Overview

Pasireotide (SOM230) With or Without Everolimus in Treating Patients With Hormone Resistant, Chemotherapy Naive Prostate Cancer

Status:
Terminated
Trial end date:
2012-11-29
Target enrollment:
0
Participant gender:
Male
Summary
This is an open label randomized phase II study for prostate cancer patients who have disease progression after hormonal therapy. SOM230 LAR (Pasireotide) binds to its receptor of prostate cancer cells and can prevent them from growing. Everolimus works by targeting a cell survival factor in prostate cancer. The combination of these drugs may work better for the treatment of prostate cancer without toxic chemotherapy. Patients will receive either SOM230 LAR (group A) or SOM230 LAR in combination with Everolimus (group B).
Phase:
Phase 2
Accepts Healthy Volunteers?
No
Details
Lead Sponsor:
Sidney Kimmel Cancer Center at Thomas Jefferson University
Thomas Jefferson University
Collaborator:
Novartis Pharmaceuticals
Treatments:
Everolimus
Pasireotide
Sirolimus
Criteria
Inclusion Criteria:

- Age minimum: 18 years old

- Histological confirmation of prostatic adenocarcinoma

- PSA > or = to 2 ng/ml

- PSA progression (serially rises on two occasions each at least one week apart) OR
disease progression on imaging studies (CT scan or bone scan).

- Minimally symptomatic - no symptoms attributed to prostate cancer greater than Grade I
based on NCI CTCAE Version 4.0 grading of toxicities

- Discontinuation of all antiandrogen, ketoconazole and investigational drugs for at
least 4 weeks (6 weeks for bicalutamide) prior to study initiation

- Maintain castrate levels of testosterone (<50ng/dL)

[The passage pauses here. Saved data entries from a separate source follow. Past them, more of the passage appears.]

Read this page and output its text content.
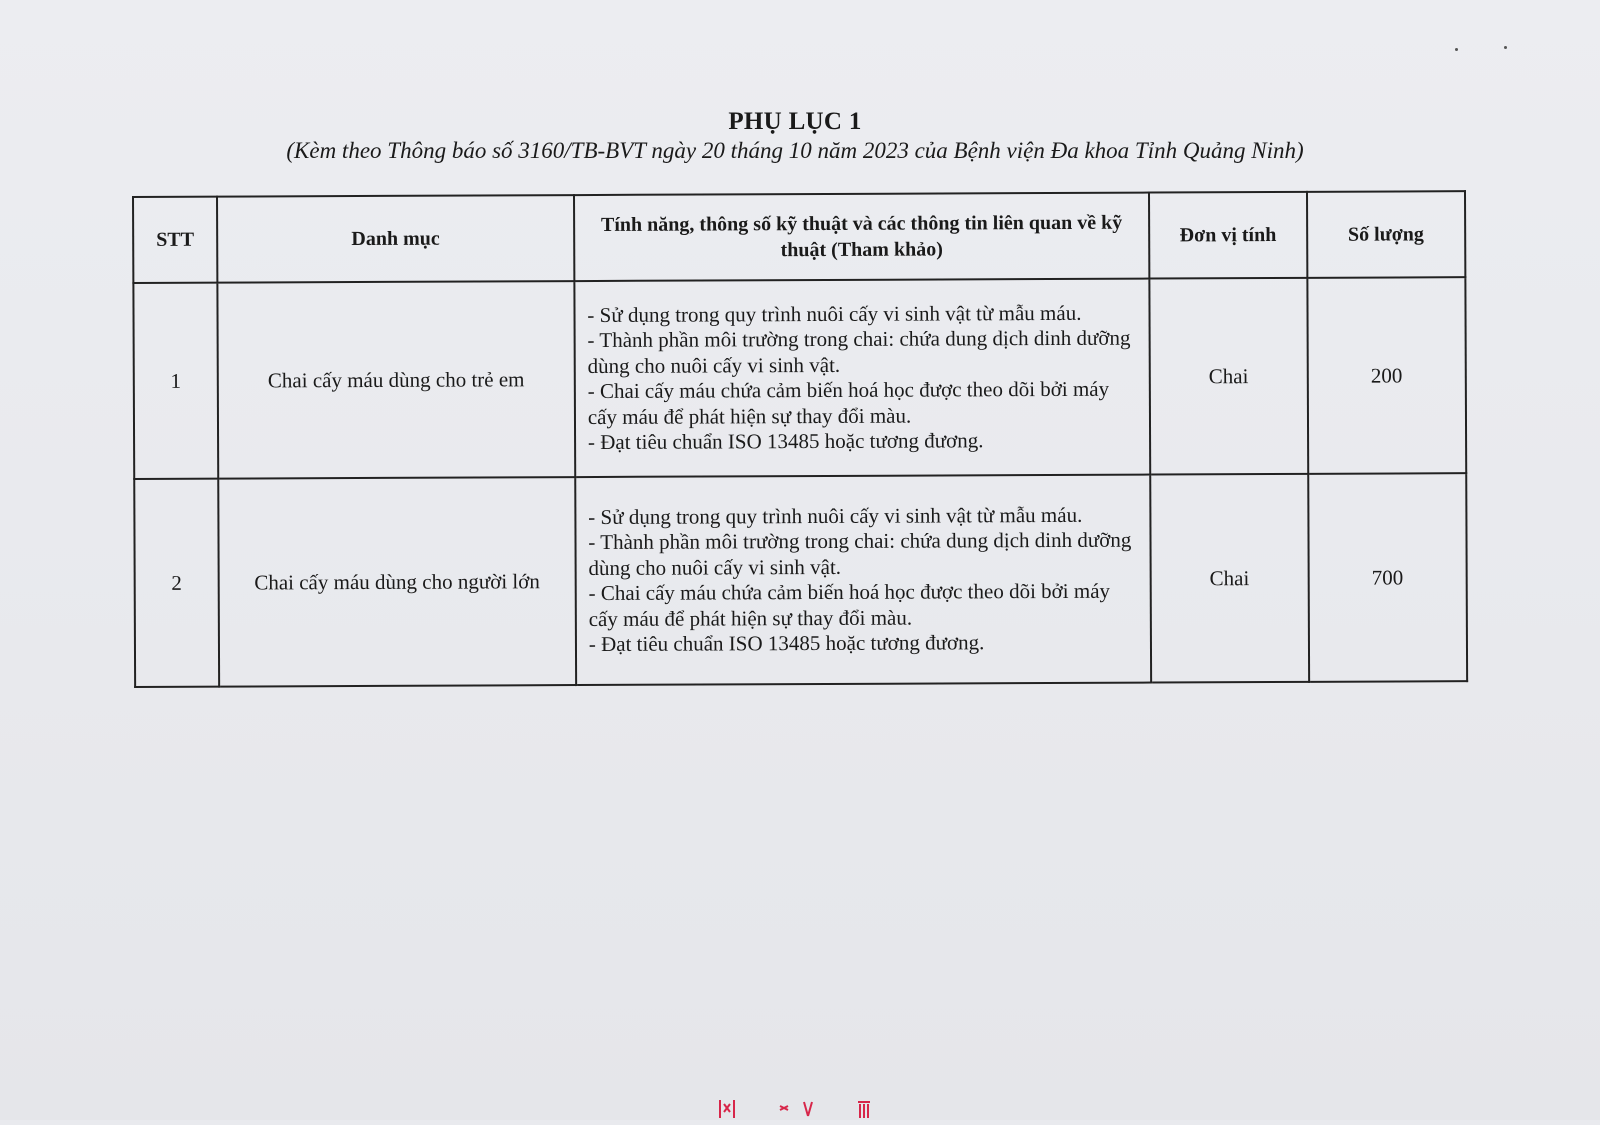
PHỤ LỤC 1
(Kèm theo Thông báo số 3160/TB-BVT ngày 20 tháng 10 năm 2023 của Bệnh viện Đa khoa Tỉnh Quảng Ninh)
STT	Danh mục	Tính năng, thông số kỹ thuật và các thông tin liên quan về kỹ thuật (Tham khảo)	Đơn vị tính	Số lượng
1	Chai cấy máu dùng cho trẻ em	- Sử dụng trong quy trình nuôi cấy vi sinh vật từ mẫu máu.
- Thành phần môi trường trong chai: chứa dung dịch dinh dưỡng dùng cho nuôi cấy vi sinh vật.
- Chai cấy máu chứa cảm biến hoá học được theo dõi bởi máy cấy máu để phát hiện sự thay đổi màu.
- Đạt tiêu chuẩn ISO 13485 hoặc tương đương.	Chai	200
2	Chai cấy máu dùng cho người lớn	- Sử dụng trong quy trình nuôi cấy vi sinh vật từ mẫu máu.
- Thành phần môi trường trong chai: chứa dung dịch dinh dưỡng dùng cho nuôi cấy vi sinh vật.
- Chai cấy máu chứa cảm biến hoá học được theo dõi bởi máy cấy máu để phát hiện sự thay đổi màu.
- Đạt tiêu chuẩn ISO 13485 hoặc tương đương.	Chai	700
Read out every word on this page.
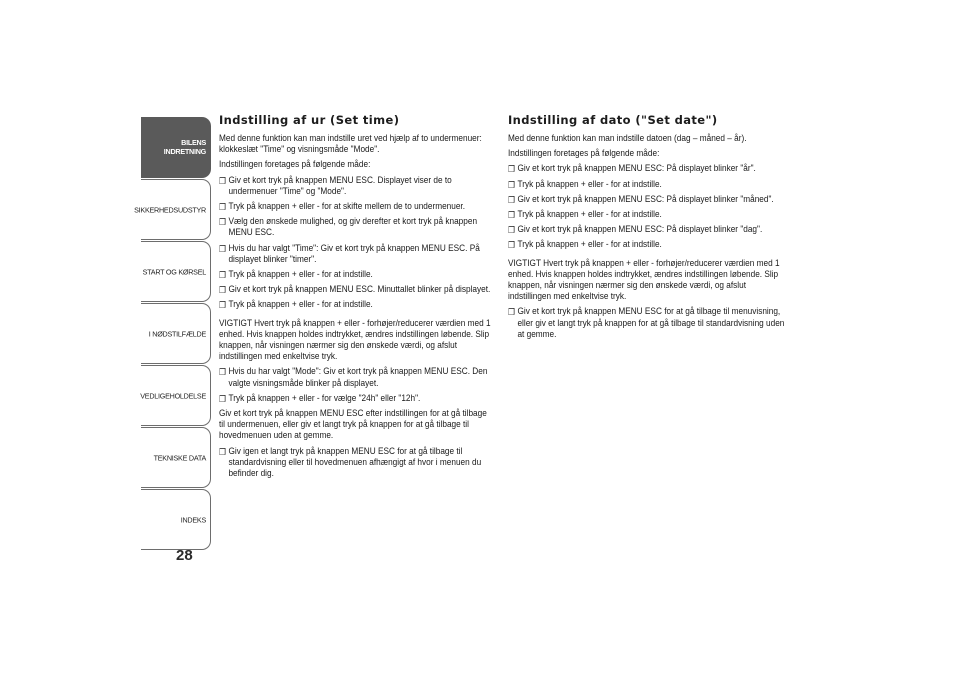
BILENS
INDRETNING
SIKKERHEDSUDSTYR
START OG KØRSEL
I NØDSTILFÆLDE
VEDLIGEHOLDELSE
TEKNISKE DATA
INDEKS
28
Indstilling af ur (Set time)

Med denne funktion kan man indstille uret ved hjælp af to undermenuer: klokkeslæt "Time" og visningsmåde "Mode".

Indstillingen foretages på følgende måde:

❒ Giv et kort tryk på knappen MENU ESC. Displayet viser de to undermenuer "Time" og "Mode".
❒ Tryk på knappen + eller - for at skifte mellem de to undermenuer.
❒ Vælg den ønskede mulighed, og giv derefter et kort tryk på knappen MENU ESC.
❒ Hvis du har valgt "Time": Giv et kort tryk på knappen MENU ESC. På displayet blinker "timer".
❒ Tryk på knappen + eller - for at indstille.
❒ Giv et kort tryk på knappen MENU ESC. Minuttallet blinker på displayet.
❒ Tryk på knappen + eller - for at indstille.

VIGTIGT Hvert tryk på knappen + eller - forhøjer/reducerer værdien med 1 enhed. Hvis knappen holdes indtrykket, ændres indstillingen løbende. Slip knappen, når visningen nærmer sig den ønskede værdi, og afslut indstillingen med enkeltvise tryk.

❒ Hvis du har valgt "Mode": Giv et kort tryk på knappen MENU ESC. Den valgte visningsmåde blinker på displayet.
❒ Tryk på knappen + eller - for vælge "24h" eller "12h".

Giv et kort tryk på knappen MENU ESC efter indstillingen for at gå tilbage til undermenuen, eller giv et langt tryk på knappen for at gå tilbage til hovedmenuen uden at gemme.

❒ Giv igen et langt tryk på knappen MENU ESC for at gå tilbage til standardvisning eller til hovedmenuen afhængigt af hvor i menuen du befinder dig.
Indstilling af dato ("Set date")

Med denne funktion kan man indstille datoen (dag – måned – år).

Indstillingen foretages på følgende måde:

❒ Giv et kort tryk på knappen MENU ESC: På displayet blinker "år".
❒ Tryk på knappen + eller - for at indstille.
❒ Giv et kort tryk på knappen MENU ESC: På displayet blinker "måned".
❒ Tryk på knappen + eller - for at indstille.
❒ Giv et kort tryk på knappen MENU ESC: På displayet blinker "dag".
❒ Tryk på knappen + eller - for at indstille.

VIGTIGT Hvert tryk på knappen + eller - forhøjer/reducerer værdien med 1 enhed. Hvis knappen holdes indtrykket, ændres indstillingen løbende. Slip knappen, når visningen nærmer sig den ønskede værdi, og afslut indstillingen med enkeltvise tryk.

❒ Giv et kort tryk på knappen MENU ESC for at gå tilbage til menuvisning, eller giv et langt tryk på knappen for at gå tilbage til standardvisning uden at gemme.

- Karnofsky Performance Status > or = to 60%

- Life expectancy > 3 months

- Adequate hematologic, renal, and liver function

Exclusion Criteria:

- Currently active second malignancy other than non-melanoma skin cancers.

- Clinically significant cardiovascular disease: EF < 30%, NHYA Class III or greater
congestive heart failure, myocardial infarction/unstable angina within 6 months prior
to study enrollment, or significant ECG abnormalities such as QRS/QT prolongation (see
Section 5.3).

- Progressive pulmonary disease, such as advanced COPD, pulmonary fibrosis, or
supplemental O2 requirement.

- Known CNS disease, except for treated brain metastases.

- Poorly controlled diabetes mellitus (HbA1c > 7 %) or fasting blood glucose level >126
mg/dL in non-diabetic patients or > 189 mg/dL in diabetic patients (can be enrolled
after initiation or titration of anti-diabetic agent(s)).

- Poorly controlled hypercholesterolemia (fasting serum cholesterol >300 mg/dL) or
hypertriglyceridemia (> 2.5 x ULN). Patients above either threshold can be included
after initiation of appropriate lipid lowering medication.

- Current use of chronic steroids (equivalent of 20mg prednisone daily). Inhaled
steroids are acceptable.

- Active gallbladder disease or hepatitis (AST or ALT > 2.0, or bilirubin > 1.5x ULN),
liver cirrhosis, or severe liver impairment (Child-Pugh class C). It is highly
recommended that patients positive for HBV-DNA or HBsAg are treated prophylactically
with an antiviral for 1-2 weeks prior to receiving study drug.

- Serum creatinine >1.5 upper limit of normal or on dialysis.

- Prior use of a somatostatin analog or mTOR inhibitor for the treatment of PC.